A Fundação Padre Anchieta é uma das mais importantes instituições de radiodifusão pública do Brasil, reconhecida por sua programação educativa, cultural e de interesse público. Criada em 1967 pelo governo de São Paulo, a entidade atua como uma fundação de direito privado, sem fins lucrativos, gerindo veículos como a TV Cultura e as rádios Cultura FM e Cultura Brasil.

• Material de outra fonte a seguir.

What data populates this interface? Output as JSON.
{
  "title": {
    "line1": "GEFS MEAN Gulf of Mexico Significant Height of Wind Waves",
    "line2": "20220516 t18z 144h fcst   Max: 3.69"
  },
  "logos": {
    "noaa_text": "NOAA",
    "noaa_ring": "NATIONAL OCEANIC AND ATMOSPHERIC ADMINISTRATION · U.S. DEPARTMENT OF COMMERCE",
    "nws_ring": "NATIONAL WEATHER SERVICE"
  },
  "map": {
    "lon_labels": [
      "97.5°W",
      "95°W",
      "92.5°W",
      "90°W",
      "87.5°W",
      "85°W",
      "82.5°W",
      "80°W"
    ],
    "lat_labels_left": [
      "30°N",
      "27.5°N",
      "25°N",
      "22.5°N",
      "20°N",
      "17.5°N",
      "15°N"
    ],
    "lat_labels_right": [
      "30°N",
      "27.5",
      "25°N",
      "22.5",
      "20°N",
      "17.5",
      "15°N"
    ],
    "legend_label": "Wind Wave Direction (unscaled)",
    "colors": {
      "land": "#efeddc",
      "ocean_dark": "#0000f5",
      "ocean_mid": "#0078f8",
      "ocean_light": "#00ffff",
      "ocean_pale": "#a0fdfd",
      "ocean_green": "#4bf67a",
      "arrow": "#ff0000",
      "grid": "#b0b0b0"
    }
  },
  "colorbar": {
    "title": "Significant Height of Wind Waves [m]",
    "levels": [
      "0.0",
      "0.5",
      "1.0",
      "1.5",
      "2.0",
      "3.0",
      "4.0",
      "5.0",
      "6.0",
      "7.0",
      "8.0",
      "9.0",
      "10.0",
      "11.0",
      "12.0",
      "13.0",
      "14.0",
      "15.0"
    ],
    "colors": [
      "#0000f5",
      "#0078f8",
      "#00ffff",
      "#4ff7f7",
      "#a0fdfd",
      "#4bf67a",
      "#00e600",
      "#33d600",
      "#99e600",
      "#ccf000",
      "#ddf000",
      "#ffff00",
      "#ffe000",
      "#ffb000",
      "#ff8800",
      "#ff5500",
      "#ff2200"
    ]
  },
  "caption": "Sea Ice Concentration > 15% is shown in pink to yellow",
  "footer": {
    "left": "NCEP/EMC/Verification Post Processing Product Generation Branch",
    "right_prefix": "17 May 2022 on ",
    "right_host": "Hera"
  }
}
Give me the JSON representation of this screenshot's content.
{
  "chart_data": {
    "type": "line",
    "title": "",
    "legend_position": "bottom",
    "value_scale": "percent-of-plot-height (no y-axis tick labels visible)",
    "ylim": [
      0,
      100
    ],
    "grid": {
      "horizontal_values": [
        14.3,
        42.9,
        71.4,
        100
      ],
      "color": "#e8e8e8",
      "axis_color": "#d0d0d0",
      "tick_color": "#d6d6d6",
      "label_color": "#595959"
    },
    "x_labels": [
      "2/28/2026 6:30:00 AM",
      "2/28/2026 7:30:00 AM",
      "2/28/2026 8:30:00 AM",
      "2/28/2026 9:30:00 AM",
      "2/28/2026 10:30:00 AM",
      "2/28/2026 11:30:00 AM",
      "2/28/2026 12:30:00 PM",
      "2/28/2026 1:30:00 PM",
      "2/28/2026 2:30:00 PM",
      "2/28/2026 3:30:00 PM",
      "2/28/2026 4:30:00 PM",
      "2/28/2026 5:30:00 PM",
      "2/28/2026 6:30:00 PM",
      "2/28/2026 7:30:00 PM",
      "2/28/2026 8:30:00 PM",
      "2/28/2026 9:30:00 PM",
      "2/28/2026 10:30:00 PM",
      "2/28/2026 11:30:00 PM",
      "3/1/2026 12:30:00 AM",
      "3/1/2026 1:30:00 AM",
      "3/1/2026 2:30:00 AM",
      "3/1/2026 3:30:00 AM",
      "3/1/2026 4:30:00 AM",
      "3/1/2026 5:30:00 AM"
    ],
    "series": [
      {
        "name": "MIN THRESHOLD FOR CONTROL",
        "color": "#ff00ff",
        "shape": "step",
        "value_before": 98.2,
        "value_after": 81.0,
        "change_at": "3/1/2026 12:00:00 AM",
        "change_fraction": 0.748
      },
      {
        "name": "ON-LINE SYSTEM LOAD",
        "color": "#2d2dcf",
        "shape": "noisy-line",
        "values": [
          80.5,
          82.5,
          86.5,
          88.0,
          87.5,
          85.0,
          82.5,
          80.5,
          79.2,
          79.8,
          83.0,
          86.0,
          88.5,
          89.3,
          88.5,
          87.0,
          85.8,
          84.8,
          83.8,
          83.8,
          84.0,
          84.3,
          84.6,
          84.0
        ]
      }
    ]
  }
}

Seu modelo de gestão combina recursos públicos, parcerias privadas e iniciativas de licenciamento, garantindo independência editorial e financeira para oferecer conteúdo de qualidade sem depender de interesses comerciais.
Desde sua fundação, a instituição se destaca por sua missão de promover a educação e a cultura, alinhando-se a valores públicos e não ao lucro. Seu orçamento é composto por repasses estaduais, mas também inclui patrocínios, apoios culturais e vendas de produtos licenciados, como DVDs e materiais didáticos. Essa diversificação de fontes permite que a fundação mantenha sua autonomia, mesmo em um cenário de constantes debates sobre o financiamento da mídia pública no Brasil.

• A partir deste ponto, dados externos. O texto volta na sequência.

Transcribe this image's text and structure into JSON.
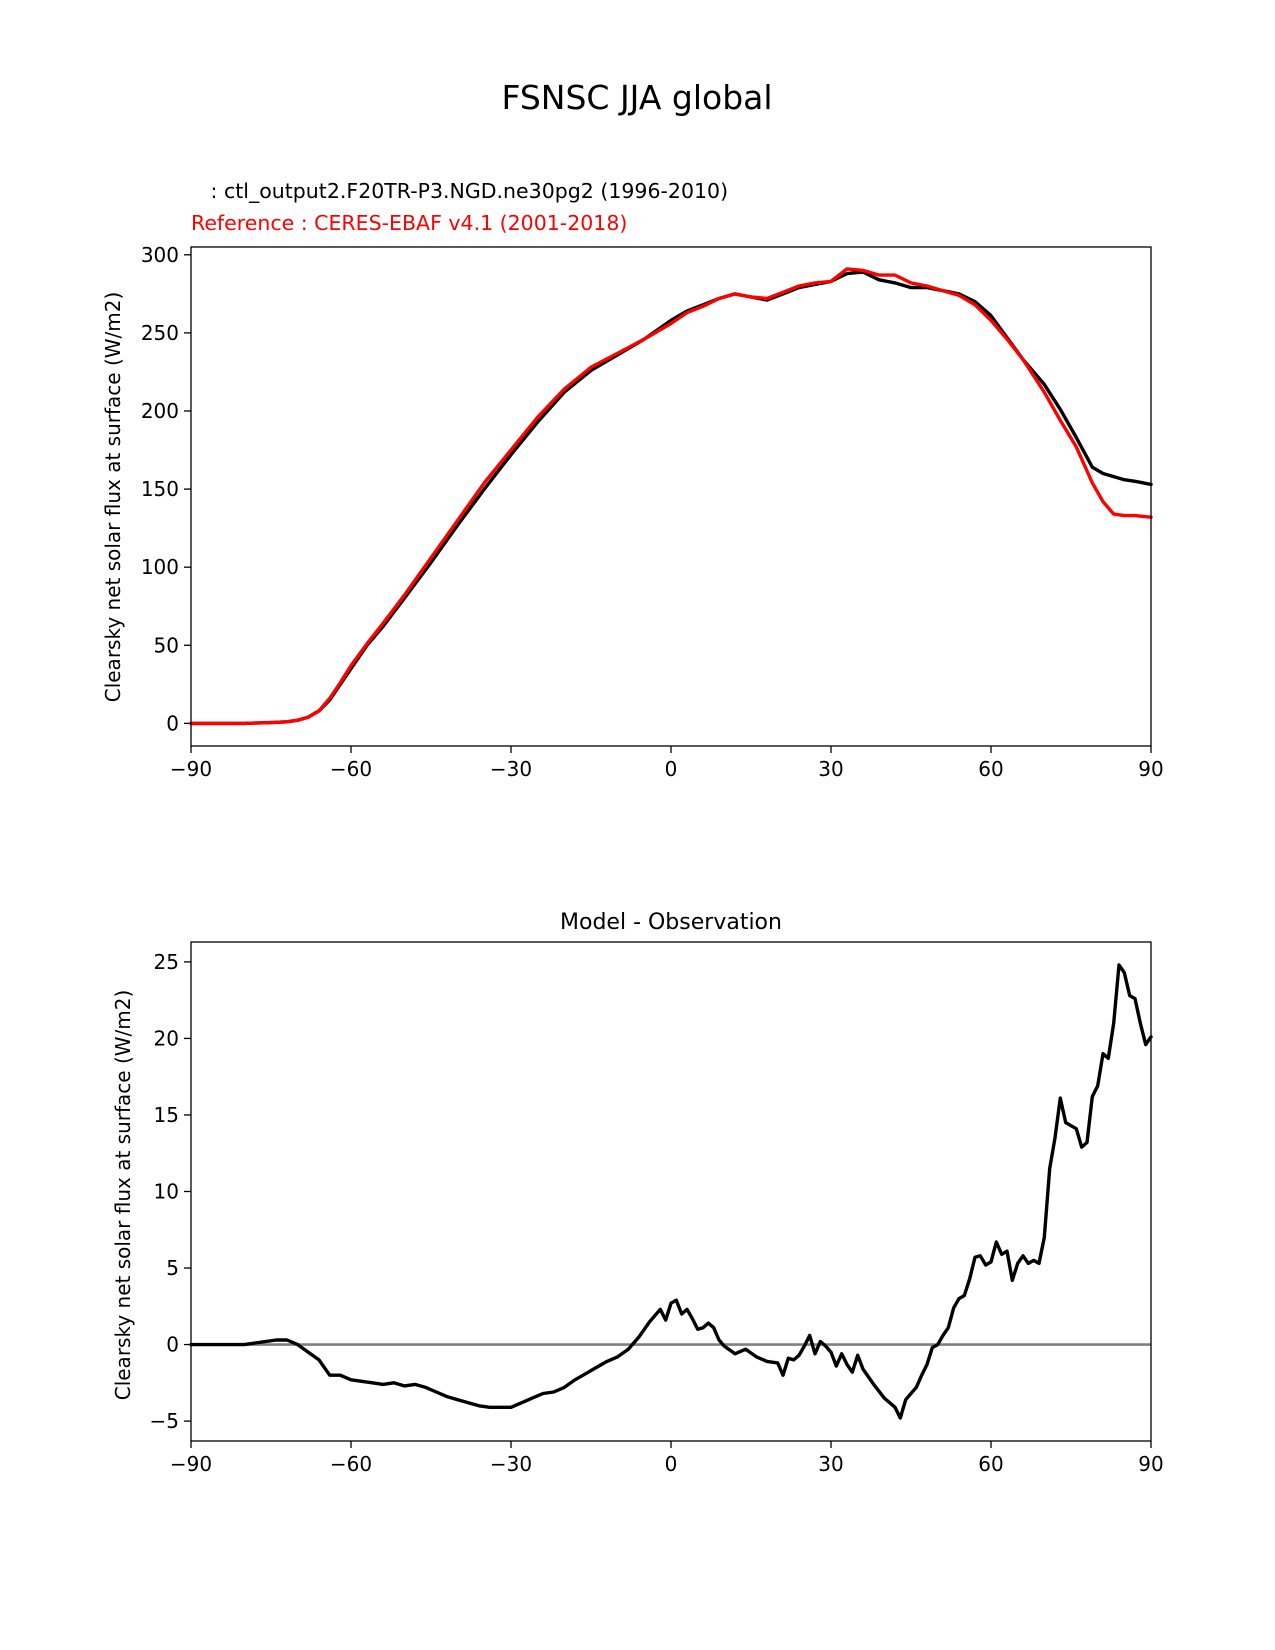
{
  "suptitle": "FSNSC JJA global",
  "charts": [
    {
      "type": "line",
      "test_label": "   : ctl_output2.F20TR-P3.NGD.ne30pg2 (1996-2010)",
      "ref_label": "Reference : CERES-EBAF v4.1 (2001-2018)",
      "ylabel": "Clearsky net solar flux at surface (W/m2)",
      "xlim": [
        -90,
        90
      ],
      "ylim": [
        -14.5,
        305
      ],
      "xticks": [
        -90,
        -60,
        -30,
        0,
        30,
        60,
        90
      ],
      "xtick_labels": [
        "−90",
        "−60",
        "−30",
        "0",
        "30",
        "60",
        "90"
      ],
      "yticks": [
        0,
        50,
        100,
        150,
        200,
        250,
        300
      ],
      "ytick_labels": [
        "0",
        "50",
        "100",
        "150",
        "200",
        "250",
        "300"
      ],
      "series": [
        {
          "color": "#000000",
          "x": [
            -90,
            -85,
            -80,
            -75,
            -72,
            -70,
            -68,
            -66,
            -64,
            -62,
            -60,
            -57,
            -54,
            -50,
            -45,
            -40,
            -35,
            -30,
            -25,
            -20,
            -15,
            -10,
            -5,
            0,
            3,
            6,
            9,
            12,
            15,
            18,
            21,
            24,
            27,
            30,
            33,
            36,
            39,
            42,
            45,
            48,
            51,
            54,
            57,
            60,
            63,
            66,
            70,
            73,
            76,
            79,
            81,
            83,
            85,
            87,
            90
          ],
          "y": [
            0,
            0,
            0,
            0.5,
            1,
            2,
            4,
            8,
            15,
            25,
            35,
            50,
            62,
            80,
            103,
            127,
            150,
            172,
            193,
            212,
            226,
            236,
            246,
            258,
            264,
            268,
            272,
            275,
            273,
            271,
            275,
            279,
            281,
            283,
            288,
            289,
            284,
            282,
            279,
            279,
            277,
            275,
            270,
            261,
            247,
            233,
            217,
            201,
            183,
            164,
            160,
            158,
            156,
            155,
            153
          ]
        },
        {
          "color": "#ff0000",
          "x": [
            -90,
            -85,
            -80,
            -75,
            -72,
            -70,
            -68,
            -66,
            -64,
            -62,
            -60,
            -57,
            -54,
            -50,
            -45,
            -40,
            -35,
            -30,
            -25,
            -20,
            -15,
            -10,
            -5,
            0,
            3,
            6,
            9,
            12,
            15,
            18,
            21,
            24,
            27,
            30,
            33,
            36,
            39,
            42,
            45,
            48,
            51,
            54,
            57,
            60,
            63,
            66,
            70,
            73,
            76,
            79,
            81,
            83,
            85,
            87,
            90
          ],
          "y": [
            0,
            0,
            0,
            0.5,
            1,
            2,
            4,
            8,
            16,
            26,
            37,
            51,
            64,
            82,
            106,
            130,
            154,
            175,
            196,
            214,
            228,
            237,
            246,
            256,
            263,
            267,
            272,
            275,
            273,
            272,
            276,
            280,
            282,
            283,
            291,
            290,
            287,
            287,
            282,
            280,
            277,
            274,
            268,
            258,
            246,
            233,
            212,
            194,
            177,
            154,
            142,
            134,
            133,
            133,
            132
          ]
        }
      ]
    },
    {
      "type": "line",
      "title": "Model - Observation",
      "ylabel": "Clearsky net solar flux at surface (W/m2)",
      "xlim": [
        -90,
        90
      ],
      "ylim": [
        -6.3,
        26.3
      ],
      "xticks": [
        -90,
        -60,
        -30,
        0,
        30,
        60,
        90
      ],
      "xtick_labels": [
        "−90",
        "−60",
        "−30",
        "0",
        "30",
        "60",
        "90"
      ],
      "yticks": [
        -5,
        0,
        5,
        10,
        15,
        20,
        25
      ],
      "ytick_labels": [
        "−5",
        "0",
        "5",
        "10",
        "15",
        "20",
        "25"
      ],
      "zero_line": {
        "value": 0,
        "color": "#808080"
      },
      "series": [
        {
          "color": "#000000",
          "x": [
            -90,
            -85,
            -80,
            -78,
            -76,
            -74,
            -72,
            -70,
            -68,
            -66,
            -64,
            -62,
            -60,
            -58,
            -56,
            -54,
            -52,
            -50,
            -48,
            -46,
            -44,
            -42,
            -40,
            -38,
            -36,
            -34,
            -32,
            -30,
            -28,
            -26,
            -24,
            -22,
            -20,
            -18,
            -16,
            -14,
            -12,
            -10,
            -8,
            -6,
            -4,
            -2,
            -1,
            0,
            1,
            2,
            3,
            4,
            5,
            6,
            7,
            8,
            9,
            10,
            12,
            14,
            16,
            18,
            20,
            21,
            22,
            23,
            24,
            25,
            26,
            27,
            28,
            29,
            30,
            31,
            32,
            33,
            34,
            35,
            36,
            38,
            40,
            42,
            43,
            44,
            45,
            46,
            47,
            48,
            49,
            50,
            51,
            52,
            53,
            54,
            55,
            56,
            57,
            58,
            59,
            60,
            61,
            62,
            63,
            64,
            65,
            66,
            67,
            68,
            69,
            70,
            71,
            72,
            73,
            74,
            75,
            76,
            77,
            78,
            79,
            80,
            81,
            82,
            83,
            84,
            85,
            86,
            87,
            88,
            89,
            90
          ],
          "y": [
            0,
            0,
            0,
            0.1,
            0.2,
            0.3,
            0.3,
            0,
            -0.5,
            -1,
            -2,
            -2,
            -2.3,
            -2.4,
            -2.5,
            -2.6,
            -2.5,
            -2.7,
            -2.6,
            -2.8,
            -3.1,
            -3.4,
            -3.6,
            -3.8,
            -4.0,
            -4.1,
            -4.1,
            -4.1,
            -3.8,
            -3.5,
            -3.2,
            -3.1,
            -2.8,
            -2.3,
            -1.9,
            -1.5,
            -1.1,
            -0.8,
            -0.3,
            0.5,
            1.5,
            2.3,
            1.6,
            2.7,
            2.9,
            2.0,
            2.3,
            1.7,
            1.0,
            1.1,
            1.4,
            1.1,
            0.3,
            -0.1,
            -0.6,
            -0.3,
            -0.8,
            -1.1,
            -1.2,
            -2.0,
            -0.9,
            -1.0,
            -0.7,
            -0.1,
            0.6,
            -0.6,
            0.2,
            -0.1,
            -0.5,
            -1.4,
            -0.6,
            -1.3,
            -1.8,
            -0.7,
            -1.6,
            -2.6,
            -3.5,
            -4.1,
            -4.8,
            -3.6,
            -3.2,
            -2.8,
            -2.0,
            -1.3,
            -0.2,
            0,
            0.6,
            1.1,
            2.4,
            3.0,
            3.2,
            4.3,
            5.7,
            5.8,
            5.2,
            5.4,
            6.7,
            5.9,
            6.1,
            4.2,
            5.3,
            5.8,
            5.3,
            5.5,
            5.3,
            7.0,
            11.5,
            13.5,
            16.1,
            14.5,
            14.3,
            14.1,
            12.9,
            13.2,
            16.2,
            16.9,
            19.0,
            18.7,
            21.0,
            24.8,
            24.3,
            22.8,
            22.6,
            21.0,
            19.6,
            20.1
          ]
        }
      ]
    }
  ]
}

Nos últimos anos, a relação entre a Fundação Padre Anchieta e o governo estadual de São Paulo tem sido marcada por tensões. Em 2024, o governador Tarcísio de Freitas implementou um contingenciamento de R$ 13 milhões no orçamento da entidade, gerando protestos por parte de seus dirigentes, que consideraram a medida um ataque político. A situação piorou quando a base do governador protocolou uma CPI para investigar a eleição do Conselho Curador e os gastos da fundação, o que foi interpretado como uma tentativa de interferência indevida.
As divergências não pararam por aí. Em novembro daquele ano, Tarcísio afirmou que não havia recursos suficientes para aumentar o orçamento da fundação e sugeriu que ela buscasse financiamento externo, como patrocínios privados e leis de incentivo fiscal. A oposição, no entanto, acusou o governo de tentar desestabilizar a instituição para viabilizar uma futura privatização. Funcionários e colaboradores também se manifestaram contra as medidas, argumentando que o estado teria condições de manter o financiamento adequado.
A crise atingiu um ponto crítico quando, em dezembro de 2024, o deputado bolsonarista Lucas Bove, conhecido por suas posições conservadoras, foi eleito para o Conselho Curador da Fundação Padre Anchieta. Sua escolha, feita pela Comissão de Educação da Assembleia Legislativa, gerou polêmica, especialmente entre aqueles que temiam interferências políticas na gestão da entidade. O conselho, composto por 47 membros, tem uma estrutura complexa, com representantes natos, eletivos e vitalícios, refletindo a diversidade de interesses que permeiam a instituição.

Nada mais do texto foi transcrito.